Perfect for cold nights (and days!), beef bourguignon (or French beef stew) is an incredibly savory way to warm you up! This version is gluten-free and is full of nourishing foods.
Beef Bourguignon (Gluten-Free!)
1/2 lb uncured (nitrate-free) bacon (from pastured pigs)
Coconut oil or high-quality lard (non hydrogenated from pastured pigs)
2 organic onions, diced
3-4 organic carrots, peeled, diced
2 shallots, chopped
2-4 cloves organic garlic, peeled, smashed, minced
Unrefined sea salt and freshly ground black pepper
1- 1 1/2 cups arrowroot powder (or brown rice flour)*
1 tsp nutmeg (freshly grated preferred)
3 lbs cubed grass fed stew beef
1/2 cup Cognac or Bourbon
2 cups homemade beef stock**
4-6 fresh organic thyme, leaves removed from stem
3 cups dry red wine (organic or biodynamic preferred)
1 bay leaf
24 organic pearl onions or 3 organic onions, quartered
5 TBLS organic butter (from grassfed cows preferred), divided
2 TBLS sucanat (or other natural sugar)*
1 lb organic mixed mushrooms
chopped fresh organic parsley for garnish
Cut raw bacon into small pieces. Cook in large saute pan over medium heat until browned. Remove with a slotted spoon and set aside.
Add enough coconut oil or lard to the bacon fat to make about 1/4 cup and add diced onions, carrots, shallots and garlic. Season liberally with salt and pepper. Saute until soft. Transfer veggies to a large oven proof pot or Dutch oven.
In a large dish mix arrowroot powder or rice flour, nutmeg, sea salt and black and white pepper. Salt and pepper the beef and then toss the cubed beef in flour to coat. Add to frying pan with enough coconut oil or lard to prevent sticking. Brown well and transfer meat to the large pot with the veggies.
Use the 1/2 cup cognac or bourbon and some of the beef stock to deglaze the frying pan over high heat. Scrap all the bits of good stuff off the bottom and then pour into pot with meat and veggies.
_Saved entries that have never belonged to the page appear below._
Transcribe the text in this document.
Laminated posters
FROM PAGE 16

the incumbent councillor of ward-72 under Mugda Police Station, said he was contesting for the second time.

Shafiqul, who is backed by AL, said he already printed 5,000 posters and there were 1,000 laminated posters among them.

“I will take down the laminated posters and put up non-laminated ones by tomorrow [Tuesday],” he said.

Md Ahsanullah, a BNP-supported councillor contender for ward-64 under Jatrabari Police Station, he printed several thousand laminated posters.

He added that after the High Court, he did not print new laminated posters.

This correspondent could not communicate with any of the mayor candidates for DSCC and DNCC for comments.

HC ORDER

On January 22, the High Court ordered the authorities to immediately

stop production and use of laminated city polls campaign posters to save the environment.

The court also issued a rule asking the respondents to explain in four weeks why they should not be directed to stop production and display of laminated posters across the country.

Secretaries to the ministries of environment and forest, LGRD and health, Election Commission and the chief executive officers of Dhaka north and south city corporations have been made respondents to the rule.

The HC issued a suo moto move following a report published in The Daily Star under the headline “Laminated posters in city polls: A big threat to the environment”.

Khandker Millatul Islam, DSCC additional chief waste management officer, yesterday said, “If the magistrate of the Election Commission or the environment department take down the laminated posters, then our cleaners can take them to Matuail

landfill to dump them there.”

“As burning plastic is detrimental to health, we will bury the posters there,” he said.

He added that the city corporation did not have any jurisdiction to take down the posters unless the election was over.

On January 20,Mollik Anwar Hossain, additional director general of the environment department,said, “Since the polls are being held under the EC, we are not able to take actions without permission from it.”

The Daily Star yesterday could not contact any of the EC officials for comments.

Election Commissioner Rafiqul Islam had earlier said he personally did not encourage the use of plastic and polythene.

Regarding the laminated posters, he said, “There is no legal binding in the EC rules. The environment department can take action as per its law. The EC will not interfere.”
Add remaining beef stock, wine, thyme and bay leaf. Bring to a boil. Once boiling, transfer to pot with meat and veggies, cover, and carefully place in oven and bake at 325F for 3 hours.
In the meantime, peel the pearl onions, if using (peel easier if blanched for 30 seconds or so, frozen pearl onions will already be peeled) or, if not using pearl onions, peel and quarter the large onions. Saute the pearl or quartered onions in about 3 TBLS butter with 2 TBLS of sucanat until browned. Remove to a dish, then in the same pan, melt remaining 2 TBLS butter and saute mushrooms until golden. Transfer to dish with onions.
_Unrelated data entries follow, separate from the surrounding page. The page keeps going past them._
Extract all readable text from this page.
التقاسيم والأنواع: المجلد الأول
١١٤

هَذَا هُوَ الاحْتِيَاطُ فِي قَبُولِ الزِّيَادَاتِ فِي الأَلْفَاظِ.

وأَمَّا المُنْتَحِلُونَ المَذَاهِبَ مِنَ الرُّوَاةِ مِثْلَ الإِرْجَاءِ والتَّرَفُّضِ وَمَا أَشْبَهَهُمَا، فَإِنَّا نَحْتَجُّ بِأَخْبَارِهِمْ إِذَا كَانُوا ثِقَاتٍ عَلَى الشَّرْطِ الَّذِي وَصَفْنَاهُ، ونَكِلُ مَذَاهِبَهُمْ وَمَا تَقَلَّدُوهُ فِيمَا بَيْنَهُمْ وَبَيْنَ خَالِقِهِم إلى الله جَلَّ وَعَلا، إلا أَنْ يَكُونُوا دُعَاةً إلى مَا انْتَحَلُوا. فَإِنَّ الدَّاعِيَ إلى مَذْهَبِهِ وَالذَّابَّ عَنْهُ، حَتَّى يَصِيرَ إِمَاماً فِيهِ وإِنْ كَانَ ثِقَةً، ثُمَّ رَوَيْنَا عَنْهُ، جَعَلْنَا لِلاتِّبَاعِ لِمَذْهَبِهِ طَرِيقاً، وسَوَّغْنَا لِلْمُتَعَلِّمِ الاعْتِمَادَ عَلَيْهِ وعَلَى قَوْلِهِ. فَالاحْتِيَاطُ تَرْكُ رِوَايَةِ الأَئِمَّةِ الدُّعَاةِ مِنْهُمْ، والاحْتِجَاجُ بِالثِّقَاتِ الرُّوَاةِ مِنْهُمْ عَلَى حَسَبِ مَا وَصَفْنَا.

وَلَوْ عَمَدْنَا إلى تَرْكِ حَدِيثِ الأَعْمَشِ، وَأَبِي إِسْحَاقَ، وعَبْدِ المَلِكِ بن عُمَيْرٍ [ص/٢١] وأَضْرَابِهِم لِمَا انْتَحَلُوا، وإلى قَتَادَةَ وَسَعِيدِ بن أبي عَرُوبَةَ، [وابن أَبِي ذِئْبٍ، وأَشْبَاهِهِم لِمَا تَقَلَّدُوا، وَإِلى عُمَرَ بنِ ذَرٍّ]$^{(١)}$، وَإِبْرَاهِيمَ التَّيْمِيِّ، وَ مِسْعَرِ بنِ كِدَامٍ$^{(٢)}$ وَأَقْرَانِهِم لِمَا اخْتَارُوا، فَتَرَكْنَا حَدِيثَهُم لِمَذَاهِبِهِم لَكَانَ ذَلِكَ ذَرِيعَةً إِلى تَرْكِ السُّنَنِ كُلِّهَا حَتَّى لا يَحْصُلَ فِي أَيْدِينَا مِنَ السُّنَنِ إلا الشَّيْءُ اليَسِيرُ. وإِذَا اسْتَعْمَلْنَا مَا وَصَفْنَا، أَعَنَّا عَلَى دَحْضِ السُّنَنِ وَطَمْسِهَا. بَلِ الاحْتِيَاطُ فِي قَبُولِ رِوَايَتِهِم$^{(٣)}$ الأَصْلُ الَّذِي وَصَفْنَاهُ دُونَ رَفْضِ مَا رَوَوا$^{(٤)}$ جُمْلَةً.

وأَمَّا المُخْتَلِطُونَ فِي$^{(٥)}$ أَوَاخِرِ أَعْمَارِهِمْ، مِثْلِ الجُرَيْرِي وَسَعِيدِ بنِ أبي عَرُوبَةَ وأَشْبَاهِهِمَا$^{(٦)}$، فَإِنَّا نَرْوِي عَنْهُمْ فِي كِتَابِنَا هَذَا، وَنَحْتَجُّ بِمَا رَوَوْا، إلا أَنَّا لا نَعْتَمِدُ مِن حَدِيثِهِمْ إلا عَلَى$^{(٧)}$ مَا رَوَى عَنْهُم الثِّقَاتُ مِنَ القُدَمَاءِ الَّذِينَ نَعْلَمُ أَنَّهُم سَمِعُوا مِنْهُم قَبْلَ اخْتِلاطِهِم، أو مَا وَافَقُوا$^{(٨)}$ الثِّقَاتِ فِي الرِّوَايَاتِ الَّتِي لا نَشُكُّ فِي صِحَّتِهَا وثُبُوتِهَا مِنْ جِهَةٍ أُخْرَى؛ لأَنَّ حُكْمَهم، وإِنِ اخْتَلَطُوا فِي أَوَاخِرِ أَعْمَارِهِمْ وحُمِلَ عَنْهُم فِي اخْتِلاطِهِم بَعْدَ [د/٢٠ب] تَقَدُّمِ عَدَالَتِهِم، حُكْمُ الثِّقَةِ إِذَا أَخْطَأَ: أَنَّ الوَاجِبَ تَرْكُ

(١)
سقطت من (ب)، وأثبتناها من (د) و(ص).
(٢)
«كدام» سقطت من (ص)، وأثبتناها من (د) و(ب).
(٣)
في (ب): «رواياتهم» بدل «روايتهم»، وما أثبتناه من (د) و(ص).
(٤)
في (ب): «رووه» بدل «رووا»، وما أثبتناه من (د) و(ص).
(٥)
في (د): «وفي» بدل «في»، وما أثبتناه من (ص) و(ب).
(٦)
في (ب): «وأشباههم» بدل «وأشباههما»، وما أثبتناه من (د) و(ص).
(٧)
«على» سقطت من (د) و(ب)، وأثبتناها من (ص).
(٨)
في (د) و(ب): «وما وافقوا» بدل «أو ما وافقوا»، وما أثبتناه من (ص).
Thirty minutes before ready to serve, add onions and mushrooms to the stew. Continue baking 30 mins.
Serve and garnish with bacon bits and chopped parsley.
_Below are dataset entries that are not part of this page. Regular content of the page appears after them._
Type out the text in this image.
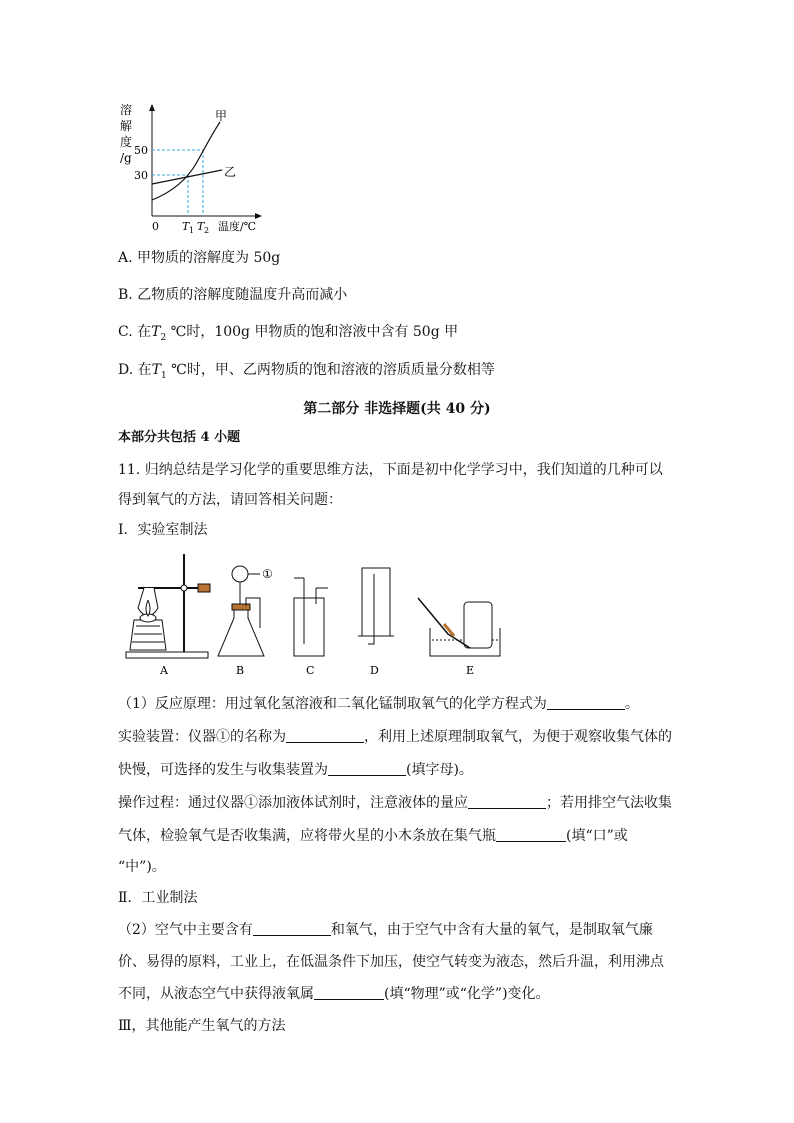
溶
解
度
/g
50
30
0 T 1 T 2 温度/℃
甲
乙
A. 甲物质的溶解度为 50g
B. 乙物质的溶解度随温度升高而减小
C. 在$T_2$ ℃时，100g 甲物质的饱和溶液中含有 50g 甲
D. 在$T_1$ ℃时，甲、乙两物质的饱和溶液的溶质质量分数相等
第二部分 非选择题(共 40 分)
本部分共包括 4 小题
11. 归纳总结是学习化学的重要思维方法，下面是初中化学学习中，我们知道的几种可以
得到氧气的方法，请回答相关问题：
Ⅰ．实验室制法
A
①
B	C	D	E
（1）反应原理：用过氧化氢溶液和二氧化锰制取氧气的化学方程式为	。
实验装置：仪器①的名称为	，利用上述原理制取氧气，为便于观察收集气体的
快慢，可选择的发生与收集装置为	(填字母)。
操作过程：通过仪器①添加液体试剂时，注意液体的量应	；若用排空气法收集
气体，检验氧气是否收集满，应将带火星的小木条放在集气瓶	(填“口”或
“中”)。
Ⅱ．工业制法
（2）空气中主要含有	和氧气，由于空气中含有大量的氧气，是制取氧气廉
价、易得的原料，工业上，在低温条件下加压，使空气转变为液态，然后升温，利用沸点
不同，从液态空气中获得液氧属	(填“物理”或“化学”)变化。
Ⅲ，其他能产生氧气的方法
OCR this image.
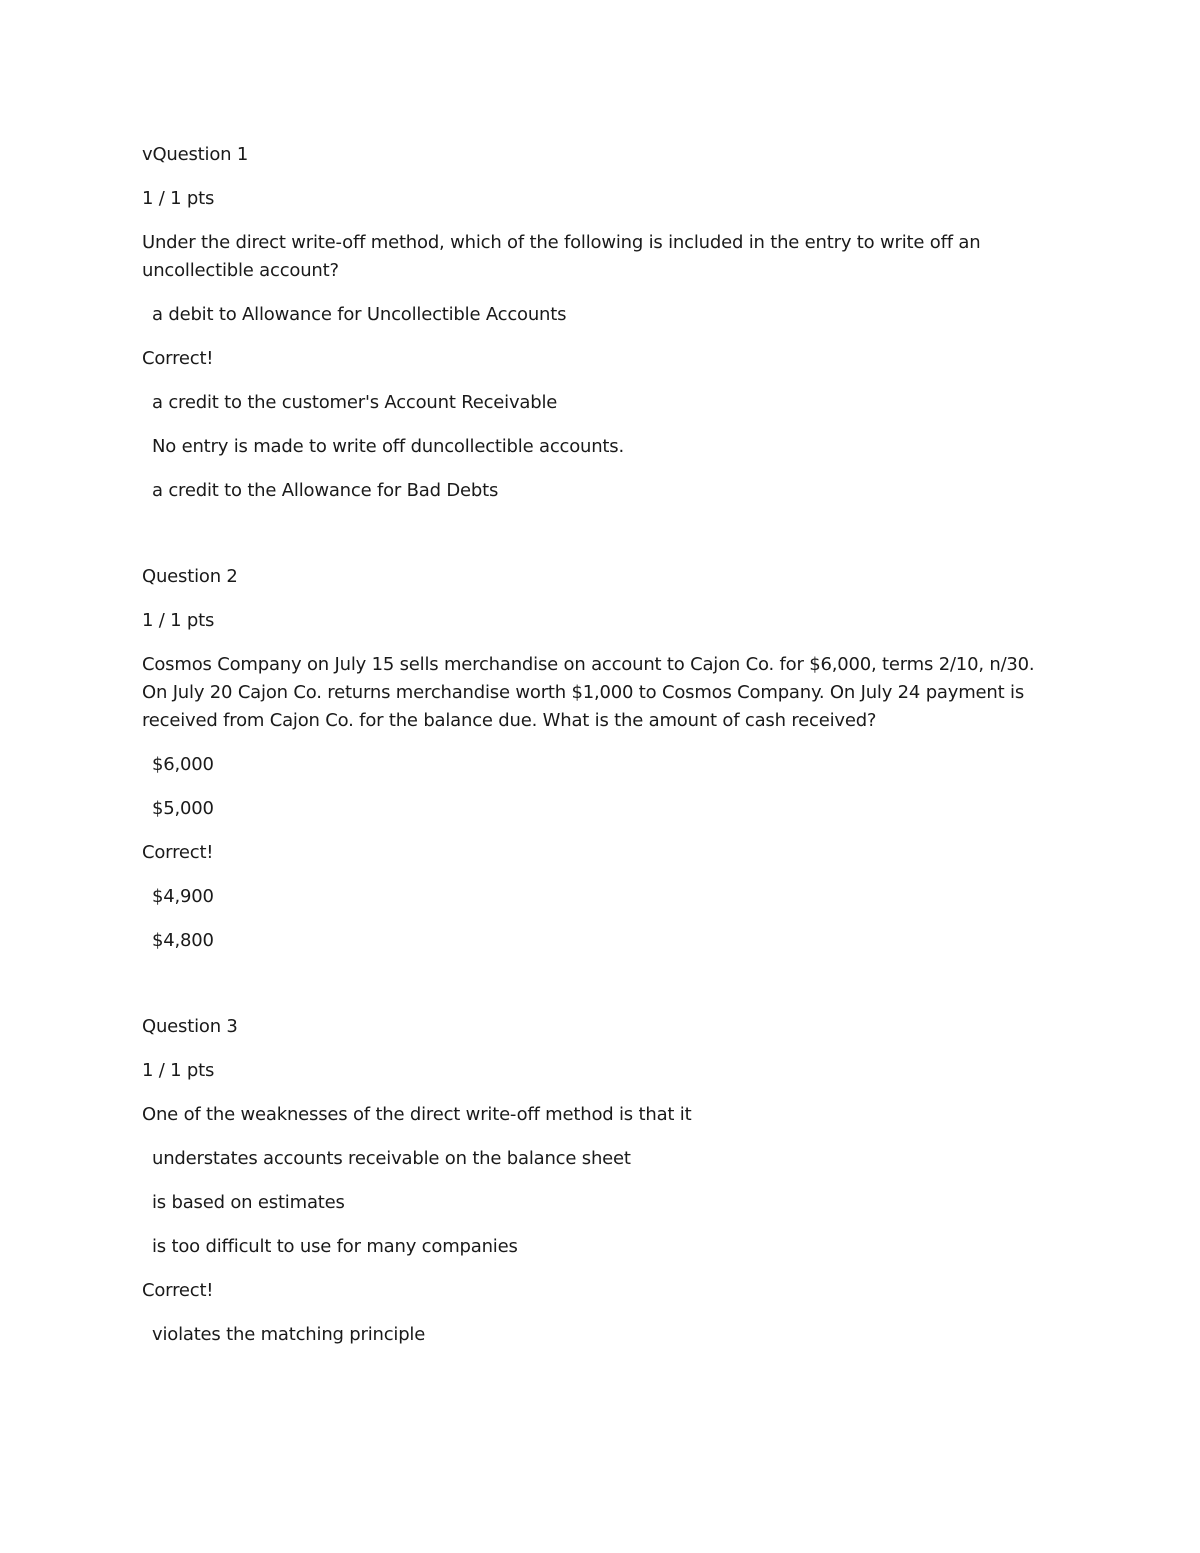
vQuestion 1
1 / 1 pts
Under the direct write-off method, which of the following is included in the entry to write off an uncollectible account?
a debit to Allowance for Uncollectible Accounts
Correct!
a credit to the customer's Account Receivable
No entry is made to write off duncollectible accounts.
a credit to the Allowance for Bad Debts
Question 2
1 / 1 pts
Cosmos Company on July 15 sells merchandise on account to Cajon Co. for $6,000, terms 2/10, n/30. On July 20 Cajon Co. returns merchandise worth $1,000 to Cosmos Company. On July 24 payment is received from Cajon Co. for the balance due. What is the amount of cash received?
$6,000
$5,000
Correct!
$4,900
$4,800
Question 3
1 / 1 pts
One of the weaknesses of the direct write-off method is that it
understates accounts receivable on the balance sheet
is based on estimates
is too difficult to use for many companies
Correct!
violates the matching principle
Can be served on its own, with a crusty slice of real sourdough bread rubbed with garlic and olive oil or slathered with butter. Other serving suggestions are: over garlic mashed potatoes, roasted garlic potatoes, mashed sweet potatoes, mashed cauliflower or parsnips, buttered rice or buttered gluten-free noodles. (Boil them in a separate pot and then melt butter in the pan used to sauté the onions and mushrooms- toss drained noodles to coat and serve warm)
*On GAPS? Omit arrowroot powder (or rice flour) and serve on it’s own (instead of over potatoes, etc). Omit sugar when caramelizing pearl onions and just use only butter (or ghee). The stew won’t be as thick, but it will still be delicious!